Friday, May 23, 2014

Lync 2013 android client error connecting to ADFS 3.0 federated 365 service

So after our migration to ADFS 3.0 from the old ADFS 2.0 servers my Android based Lync users started getting we can't sign you in, please try again errors during login.  After digging around I found this forum entry from Jeffr.M which points out that the Lync android app has an issue with servers that can support multiple certificates on the same IP.

http://community.office365.com/en-us/f/173/t/223414.aspx?pageindex=2

The following command adds a new default catch-all listener to your server.  If you're using a Web Application Proxy like I am you'll want to run this on that server as well.

netsh http show sslcert

The command above will show you all the listeners and their associated certificate hashes and application IDs.  You'll need those for the next step.

netsh http add sslcert ipport=0.0.0.0:443 certhash=INSERTHASHHERE appid='{INSERTAPPIDHERE}'

Note the ticks around the appid.  Powershell sometimes eats curly brackets so you'll get an error if you don't use the "'" marks.  More info here

Note 2: If you're thinking it's easier to just copy/paste the certificate hash from the MMC Certificates panel - Don't. That method often introduces hidden characters which will take forever to debug.

After you do that on your ADFS 3.0 and WEP servers, restart the ADFS services on them and then your Android Lync clients will start working again.

On a related note, if your Onedrive authentication isn't working - try disabling the /adfs/services/trust/2005/windowstransport endpoint.  (disable on proxy if using a proxy or just disable both modes just in case).  There's a bug with the windowstransport endpoint in ADFS 3.0 and Onedrive authentication.

Tuesday, January 7, 2014

Fix for Wake after sleep freeze on Dell Latitudes

This turned out to be an issue with the O2Micro SD/MMC drivers on the E6420/E6430 units that we had. After adding new drivers to our MDT server I started getting reports from users stating that their laptops were completely freezing up after waking from sleep - no response to keyboard, mouse, etc.  No mini dumps were generated, powercfg - energy didn't show any major issues, and event viewer was useless.  It was occuring both on Windows 7 and Windows 8.1 builds.

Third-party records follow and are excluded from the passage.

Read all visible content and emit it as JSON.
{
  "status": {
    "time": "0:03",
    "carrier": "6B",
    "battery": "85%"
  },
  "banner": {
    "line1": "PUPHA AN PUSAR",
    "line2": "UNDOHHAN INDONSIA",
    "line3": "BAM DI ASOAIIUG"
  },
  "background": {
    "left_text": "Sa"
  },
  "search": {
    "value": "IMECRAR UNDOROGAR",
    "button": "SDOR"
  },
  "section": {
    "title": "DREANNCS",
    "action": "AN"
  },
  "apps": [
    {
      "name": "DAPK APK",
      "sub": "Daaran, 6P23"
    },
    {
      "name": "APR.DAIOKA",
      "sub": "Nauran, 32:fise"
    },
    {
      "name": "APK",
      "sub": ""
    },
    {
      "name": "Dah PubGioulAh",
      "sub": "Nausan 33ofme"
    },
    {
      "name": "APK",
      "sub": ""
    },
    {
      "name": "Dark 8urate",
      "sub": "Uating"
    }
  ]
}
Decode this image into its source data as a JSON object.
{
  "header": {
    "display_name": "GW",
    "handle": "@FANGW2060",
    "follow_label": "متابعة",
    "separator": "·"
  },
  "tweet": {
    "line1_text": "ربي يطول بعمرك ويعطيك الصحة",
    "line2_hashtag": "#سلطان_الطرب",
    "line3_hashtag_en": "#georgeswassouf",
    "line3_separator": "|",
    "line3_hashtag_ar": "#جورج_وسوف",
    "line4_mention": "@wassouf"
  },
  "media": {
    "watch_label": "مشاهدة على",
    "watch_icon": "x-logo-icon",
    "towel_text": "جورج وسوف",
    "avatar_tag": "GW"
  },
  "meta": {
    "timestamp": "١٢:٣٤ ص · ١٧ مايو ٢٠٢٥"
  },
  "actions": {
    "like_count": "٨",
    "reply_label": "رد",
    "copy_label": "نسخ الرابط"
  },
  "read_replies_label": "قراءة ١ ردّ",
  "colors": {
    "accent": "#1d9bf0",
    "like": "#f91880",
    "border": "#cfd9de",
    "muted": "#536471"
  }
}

It wasn't until after I started disabling hardware components in Device Manager that I found a correlation between disabling the O2Micro SD/MMC controllers and it being able to wake from sleep.  (I rebooted after each diagnostic test just to make sure all changes were in full effect)

Installing an older version of the driver and rebooting fixed the problem on all the laptops that were having the hang issue.  Of course, just disabling the SD/MMC controllers is a fine fix too.